Bottom Line: On the other hand, capsaicin treatment failed to inhibit complex-I or complex-III activities in normal HPDE-6 cells.Our results reveal that the release of cytochrome c and cleavage of both caspase-9 and caspase-3 due to disruption of mitochondrial membrane potential were significantly blocked by catalase and EUK-134 in BxPC-3 cells.Our results further demonstrate that capsaicin treatment not only inhibit the enzymatic activity and expression of SOD, catalase and glutathione peroxidase but also reduce glutathione level.

View Article: PubMed Central - PubMed

Affiliation: Department of Biomedical Sciences and Cancer Biology Center, School of Pharmacy, Texas Tech University of Health Sciences Center, Amarillo, Texas, United States of America.

ABSTRACT
We evaluated the mechanism of capsaicin-mediated ROS generation in pancreatic cancer cells. The generation of ROS was about 4-6 fold more as compared to control and as early as 1 h after capsaicin treatment in BxPC-3 and AsPC-1 cells but not in normal HPDE-6 cells. The generation of ROS was inhibited by catalase and EUK-134. To delineate the mechanism of ROS generation, enzymatic activities of mitochondrial complex-I and complex-III were determined in the pure mitochondria. Our results shows that capsaicin inhibits about 2.5-9% and 5-20% of complex-I activity and 8-75% of complex-III activity in BxPC-3 and AsPC-1 cells respectively, which was attenuable by SOD, catalase and EUK-134. On the other hand, capsaicin treatment failed to inhibit complex-I or complex-III activities in normal HPDE-6 cells.

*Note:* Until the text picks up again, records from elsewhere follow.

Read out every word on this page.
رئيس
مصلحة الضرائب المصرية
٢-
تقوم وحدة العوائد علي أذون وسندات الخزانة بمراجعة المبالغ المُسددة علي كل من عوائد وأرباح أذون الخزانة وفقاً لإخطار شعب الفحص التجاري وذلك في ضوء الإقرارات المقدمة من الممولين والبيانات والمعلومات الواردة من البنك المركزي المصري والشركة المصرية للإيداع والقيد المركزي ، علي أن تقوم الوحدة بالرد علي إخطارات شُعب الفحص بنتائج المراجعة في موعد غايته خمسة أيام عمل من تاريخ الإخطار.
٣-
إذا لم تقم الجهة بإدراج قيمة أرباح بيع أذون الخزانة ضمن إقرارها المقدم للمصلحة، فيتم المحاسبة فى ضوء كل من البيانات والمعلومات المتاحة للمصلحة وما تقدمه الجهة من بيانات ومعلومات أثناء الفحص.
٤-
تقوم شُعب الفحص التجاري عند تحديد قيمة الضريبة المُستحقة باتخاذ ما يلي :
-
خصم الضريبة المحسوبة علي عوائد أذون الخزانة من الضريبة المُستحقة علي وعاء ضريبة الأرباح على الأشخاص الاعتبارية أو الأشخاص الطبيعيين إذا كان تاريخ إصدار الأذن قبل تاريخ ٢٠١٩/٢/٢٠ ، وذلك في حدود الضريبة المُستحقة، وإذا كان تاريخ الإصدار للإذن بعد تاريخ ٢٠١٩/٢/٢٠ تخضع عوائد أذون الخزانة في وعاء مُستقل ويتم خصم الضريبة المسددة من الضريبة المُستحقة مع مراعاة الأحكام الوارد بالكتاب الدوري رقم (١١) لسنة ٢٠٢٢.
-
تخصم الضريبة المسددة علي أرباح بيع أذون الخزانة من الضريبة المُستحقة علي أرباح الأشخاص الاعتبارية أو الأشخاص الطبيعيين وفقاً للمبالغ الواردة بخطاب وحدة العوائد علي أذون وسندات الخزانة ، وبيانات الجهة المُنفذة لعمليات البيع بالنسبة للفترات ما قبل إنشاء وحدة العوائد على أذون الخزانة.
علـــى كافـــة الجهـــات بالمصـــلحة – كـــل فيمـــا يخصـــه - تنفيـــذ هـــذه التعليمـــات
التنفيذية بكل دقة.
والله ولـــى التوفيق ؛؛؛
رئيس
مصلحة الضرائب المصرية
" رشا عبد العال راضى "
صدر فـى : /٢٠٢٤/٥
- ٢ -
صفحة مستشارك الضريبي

The ATP levels were drastically suppressed by capsaicin treatment in both BxPC-3 and AsPC-1 cells and attenuated by catalase or EUK-134. Oxidation of mitochondria-specific cardiolipin was substantially higher in capsaicin treated cells. BxPC-3 derived ρ(0) cells, which lack mitochondrial DNA, were completely resistant to capsaicin mediated ROS generation and apoptosis. Our results reveal that the release of cytochrome c and cleavage of both caspase-9 and caspase-3 due to disruption of mitochondrial membrane potential were significantly blocked by catalase and EUK-134 in BxPC-3 cells. Our results further demonstrate that capsaicin treatment not only inhibit the enzymatic activity and expression of SOD, catalase and glutathione peroxidase but also reduce glutathione level. Over-expression of catalase by transient transfection protected the cells from capsaicin-mediated ROS generation and apoptosis. Furthermore, tumors from mice orally fed with 2.5 mg/kg capsaicin show decreased SOD activity and an increase in GSSG/GSH levels as compared to controls. Taken together, our results suggest the involvement of mitochondrial complex-I and III in capsaicin-mediated ROS generation and decrease in antioxidant levels resulting in severe mitochondrial damage leading to apoptosis in pancreatic cancer cells.